That's not necessarily good design. Such a distributed system has to be designed very robustly to account for communications failures.
By robust design I mean that, when the transactions are sent from the terminal to the central server, there needs to be a protocol in place so that the terminal knows when a transaction has been successfully recorded by the central server and also a means to identify transactions that have not been successfully sent.
You could have a sequence like this:
- terminal sends transaction
- server records transaction
- server sends acknowledgement of recording
- terminal marks transaction as sent
If communications fail after the server has recorded the transaction but before the terminal has received acknowledgement, the two records at terminal and server will be in an inconsistent state.
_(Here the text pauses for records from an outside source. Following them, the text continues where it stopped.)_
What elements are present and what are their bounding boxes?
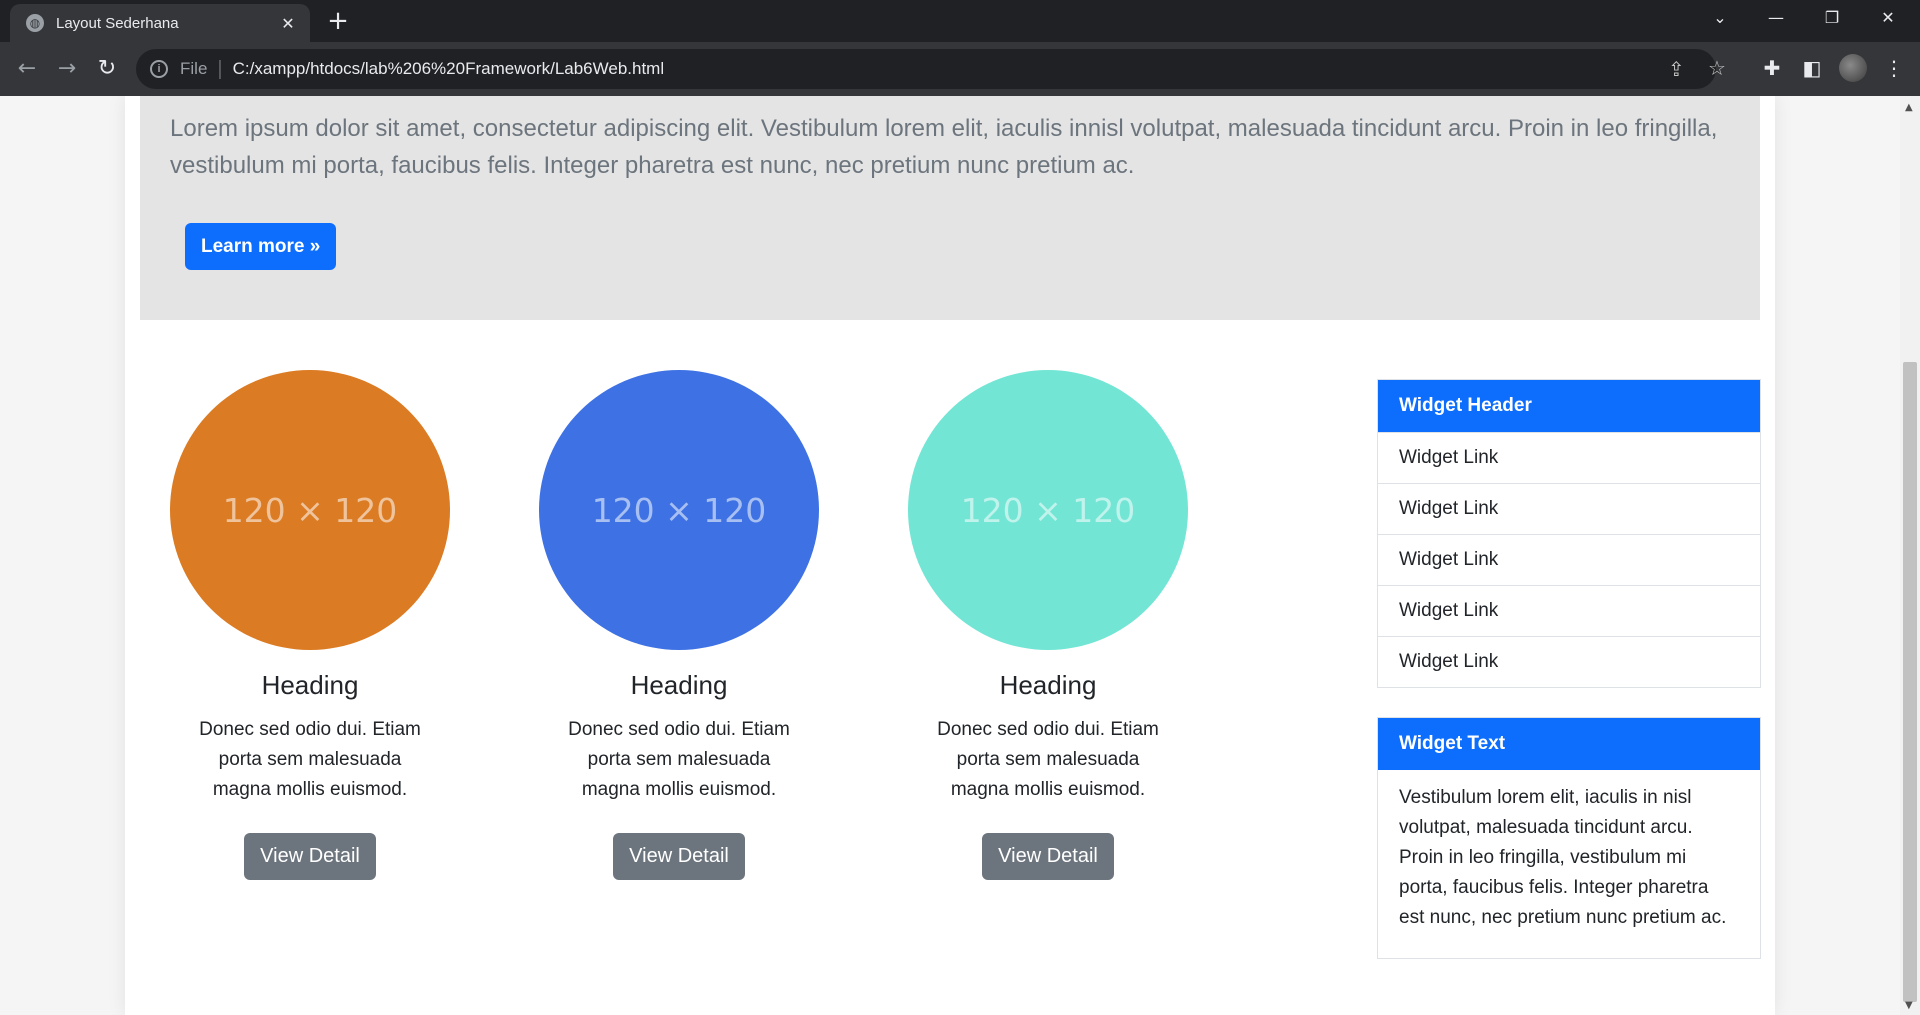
tab-close-icon[interactable]: ✕ [278, 14, 298, 33]
address-bar[interactable]: i File | C:/xampp/htdocs/lab%206%20Frame… [136, 49, 1726, 89]
vertical-scrollbar[interactable]: ▲ ▼ [1900, 96, 1920, 1015]
close-window-button[interactable]: ✕ [1860, 0, 1916, 38]
menu-icon[interactable]: ⋮ [1880, 56, 1908, 80]
widget-header: Widget Header [1378, 380, 1760, 432]
feature-text: Donec sed odio dui. Etiam porta sem male… [937, 719, 1159, 800]
page-viewport: Lorem ipsum dolor sit amet, consectetur … [0, 96, 1900, 1015]
placeholder-image: 120 × 120 [170, 370, 450, 650]
profile-avatar[interactable] [1839, 54, 1867, 82]
learn-more-button[interactable]: Learn more » [185, 223, 337, 270]
page-container: Lorem ipsum dolor sit amet, consectetur … [125, 96, 1775, 1015]
globe-icon: ◍ [26, 14, 44, 32]
browser-tab-bar: ◍ Layout Sederhana ✕ + ⌄ — ❐ ✕ [0, 0, 1920, 42]
side-panel-icon[interactable]: ◧ [1798, 56, 1826, 80]
feature-card: 120 × 120 Heading Donec sed odio dui. Et… [125, 370, 495, 880]
widget-links: Widget Header Widget Link Widget Link Wi… [1377, 379, 1761, 688]
extensions-icon[interactable]: ✚ [1758, 56, 1786, 80]
info-icon[interactable]: i [150, 60, 168, 78]
feature-text: Donec sed odio dui. Etiam porta sem male… [199, 719, 421, 800]
scroll-down-icon[interactable]: ▼ [1905, 1000, 1913, 1011]
url-text[interactable]: C:/xampp/htdocs/lab%206%20Framework/Lab6… [233, 59, 665, 79]
feature-heading: Heading [999, 670, 1097, 700]
widget-text-header: Widget Text [1378, 718, 1760, 770]
share-icon[interactable]: ⇪ [1668, 57, 1685, 81]
bookmark-star-icon[interactable]: ☆ [1708, 56, 1726, 80]
jumbotron: Lorem ipsum dolor sit amet, consectetur … [140, 96, 1760, 320]
browser-tab[interactable]: ◍ Layout Sederhana ✕ [10, 4, 310, 42]
tab-search-icon[interactable]: ⌄ [1692, 0, 1748, 38]
minimize-button[interactable]: — [1748, 0, 1804, 38]
reload-icon[interactable]: ↻ [90, 52, 124, 86]
placeholder-image: 120 × 120 [908, 370, 1188, 650]
feature-text: Donec sed odio dui. Etiam porta sem male… [568, 719, 790, 800]
restore-button[interactable]: ❐ [1804, 0, 1860, 38]
widget-link[interactable]: Widget Link [1378, 585, 1760, 636]
scroll-up-icon[interactable]: ▲ [1905, 102, 1913, 113]
back-icon[interactable]: ← [10, 52, 44, 86]
widget-text: Widget Text Vestibulum lorem elit, iacul… [1377, 717, 1761, 959]
feature-card: 120 × 120 Heading Donec sed odio dui. Et… [494, 370, 864, 880]
feature-heading: Heading [261, 670, 359, 700]
view-detail-button[interactable]: View Detail [244, 833, 376, 880]
browser-toolbar: ← → ↻ i File | C:/xampp/htdocs/lab%206%2… [0, 42, 1920, 96]
feature-card: 120 × 120 Heading Donec sed odio dui. Et… [863, 370, 1233, 880]
scrollbar-thumb[interactable] [1903, 362, 1917, 1002]
widget-link[interactable]: Widget Link [1378, 432, 1760, 483]
jumbotron-text: Lorem ipsum dolor sit amet, consectetur … [170, 115, 1718, 179]
feature-heading: Heading [630, 670, 728, 700]
widget-link[interactable]: Widget Link [1378, 483, 1760, 534]
divider: | [217, 57, 223, 80]
widget-link[interactable]: Widget Link [1378, 534, 1760, 585]
forward-icon[interactable]: → [50, 52, 84, 86]
placeholder-image: 120 × 120 [539, 370, 819, 650]
file-label: File [180, 59, 208, 78]
view-detail-button[interactable]: View Detail [982, 833, 1114, 880]
widget-link[interactable]: Widget Link [1378, 636, 1760, 687]
tab-title: Layout Sederhana [56, 14, 179, 32]
view-detail-button[interactable]: View Detail [613, 833, 745, 880]
widget-text-body: Vestibulum lorem elit, iaculis in nisl v… [1399, 787, 1727, 928]
new-tab-button[interactable]: + [322, 6, 354, 38]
There
has to be a way to bring them back into consistency and you can't just send the transaction again because that could result in a double post, if the server can't identify it as a transaction it has already got.
You may say it is relatively trivial to fix that and it is, but back in the late 90's, the world was not as connected as it is now and it is quite possible that the engineers didn't think of it.
I think you can assume we all know the basic facts of the case and you don't need to repeat them.
I don't necessarily agree.
There are many reasons why there might be a shortfall including dishonesty or genuine mistakes, but as soon as it was clear that a pattern was emerging - this might be as simple as several sub postmasters reporting similar problems - Horizon should have been investigated.